For a chapter on the Central Limit Theorem; I have a Uniform Distribution problem were a & b are not given. Only the average, standard deviation, and sample size are given. How do you find a & b?
What do a and b stand for?
Find the standard deviation for the given sample data. Round your answer to one more decimal place than is present in the original data.
19, 6, 19, 15, 14, 5, 18, 15, 13
To find the values of a and b in a uniform distribution problem, where only the average, standard deviation, and sample size are given, you can follow these steps:
1. Recall the formula for the average (μ) and standard deviation (σ) of a uniform distribution with parameters a and b:
- Average (μ) = (a + b) / 2
- Standard deviation (σ) = (b - a) / √12
2. Since you are given the average and standard deviation, you can use these equations to set up a system of equations to solve for a and b.
3. Substitute the given values into the equations:
- Average (μ) = (a + b) / 2
- Standard deviation (σ) = (b - a) / √12
4. Rearrange the equations to isolate a and b:
- 2μ = a + b
- √12σ = b - a
5. Solve the system of equations using the given values:
- Substitute the given values for average (μ) and standard deviation (σ):
- 2(μ) = a + b
- √12(σ) = b - a
6. You now have two equations in two variables (a and b). You can solve these equations simultaneously to find the values of a and b.

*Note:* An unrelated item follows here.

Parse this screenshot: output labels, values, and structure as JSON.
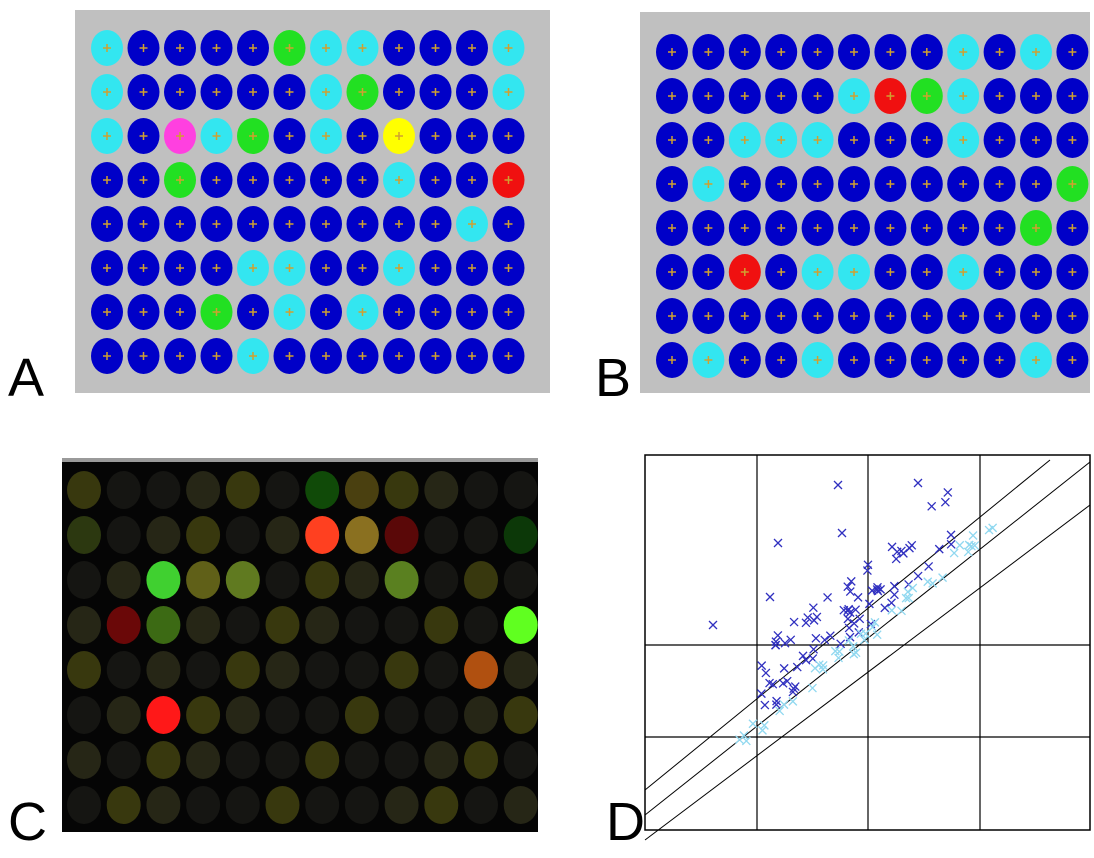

7. Once you find the values of a and b, you can use them to complete the problem and analyze the uniform distribution.
Remember, the Central Limit Theorem explains the behavior of the mean of a sample as the sample size increases, regardless of the shape of the original distribution. The steps above help you find the values of a and b for a specific uniform distribution problem.